Return a DocumentReference for an existing path or a new auto-generated path, respectively. Useful for building references to pass into batch or transaction operations.

const ref = userRepo.docRef({ userId: "abc" });        // /users/abc
const ref = userRepo.newDocRef();                      // /users/<generated-id>

EntityRepository

EntityRepository<E, M> is the abstract base for entity repositories. It maps between a domain entity E and a Firestore model M via a ModelTransformer, and delegates all storage to an inner ModelRepository.

Key methods: save, bulkSave, bulkSaveAll, delete, bulkDelete, bulkDeleteAll, findById, findAllById, list, listAll, query, generateId, withTransaction.

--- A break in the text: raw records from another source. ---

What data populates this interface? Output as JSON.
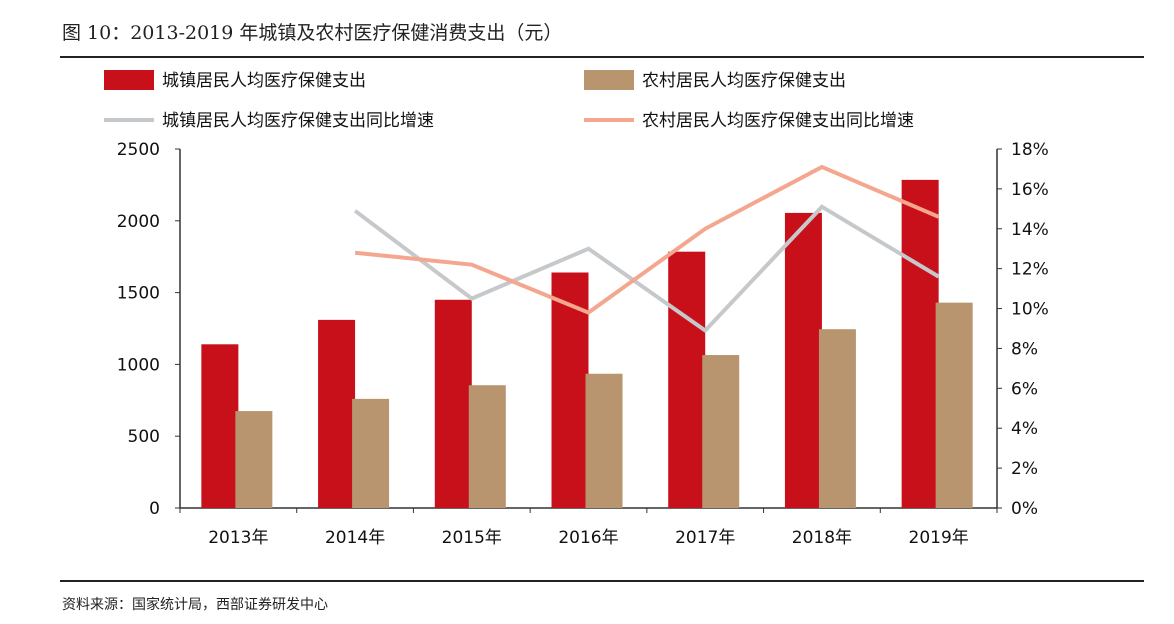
{
  "title": "图 10：2013-2019 年城镇及农村医疗保健消费支出（元）",
  "source": "资料来源：国家统计局，西部证券研发中心",
  "chart_data": {
    "type": "bar",
    "categories": [
      "2013年",
      "2014年",
      "2015年",
      "2016年",
      "2017年",
      "2018年",
      "2019年"
    ],
    "y_left": {
      "ylim": [
        0,
        2500
      ],
      "ticks": [
        0,
        500,
        1000,
        1500,
        2000,
        2500
      ]
    },
    "y_right": {
      "ylim": [
        0,
        18
      ],
      "ticks": [
        "0%",
        "2%",
        "4%",
        "6%",
        "8%",
        "10%",
        "12%",
        "14%",
        "16%",
        "18%"
      ]
    },
    "legend_placement": "top",
    "grid": false,
    "series": [
      {
        "name": "城镇居民人均医疗保健支出",
        "type": "bar",
        "axis": "left",
        "color": "#c8101a",
        "values": [
          1140,
          1310,
          1450,
          1640,
          1785,
          2055,
          2285
        ]
      },
      {
        "name": "农村居民人均医疗保健支出",
        "type": "bar",
        "axis": "left",
        "color": "#b8946f",
        "values": [
          675,
          760,
          855,
          935,
          1065,
          1245,
          1430
        ]
      },
      {
        "name": "城镇居民人均医疗保健支出同比增速",
        "type": "line",
        "axis": "right",
        "color": "#c6c9cc",
        "values": [
          null,
          14.9,
          10.5,
          13.0,
          8.9,
          15.1,
          11.6
        ]
      },
      {
        "name": "农村居民人均医疗保健支出同比增速",
        "type": "line",
        "axis": "right",
        "color": "#f4a68e",
        "values": [
          null,
          12.8,
          12.2,
          9.8,
          14.0,
          17.1,
          14.6
        ]
      }
    ]
  }
}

Note: Transaction tests require the Firestore emulator because the in-memory backend does not implement runTransaction. Run pnpm test:emulator to execute them.

API summary

| Export | Description | |--------|-------------| | FIRESTORE | Injection token for the Firestore instance | | FirestoreStorageNestModule | Module with forRootAsync(options) and withMemoryStorage(options?) | | TestFirestoreClearService | Service to clear collections in tests | | createMemoryFirestore() | Returns an in-memory Firestore instance | | TransactionProvider | Service for orchestrating transactions with withTransaction<T>(work) | | ModelRepository<M, Path> | Base repository with withBatch, docRef, newDocRef | | EntityRepository<E, M> | Abstract entity repository with full CRUD (save, delete, findById, list, etc.) | | ModelTransformer<E, M> | Interface for entity ↔ model conversion | | Id | Type alias for entity id (string) |

Development

From the repo:

  • pnpm test – run tests (in-memory Firestore).
  • pnpm test:emulator – run the same tests against the Firestore emulator (set FIRESTORE_EMULATOR_HOST=localhost:8080; start the emulator first).

The tests in test/ demonstrate root and nested entity CRUD (create, update, fetch, list, delete) using EntityRepository, withMemoryStorage, and TestFirestoreClearService.

Releasing

Releases are automated via GitHub Actions (.github/workflows/release.yml). To publish:

  1. Set the version in package.json (e.g. 0.0.2).
  2. Commit, push to main, then create and push a tag matching that version: git tag v0.0.2 && git push origin v0.0.2.

The workflow will: publish the package to npm (using the version in package.json), create a GitHub Release from the tag with generated release notes, then bump the version on main (patch increment) and push the commit.

Required: Add an NPM_TOKEN repository secret (Settings → Secrets and variables → Actions). Use an npm automation token or granular access token with “Publish packages” permission.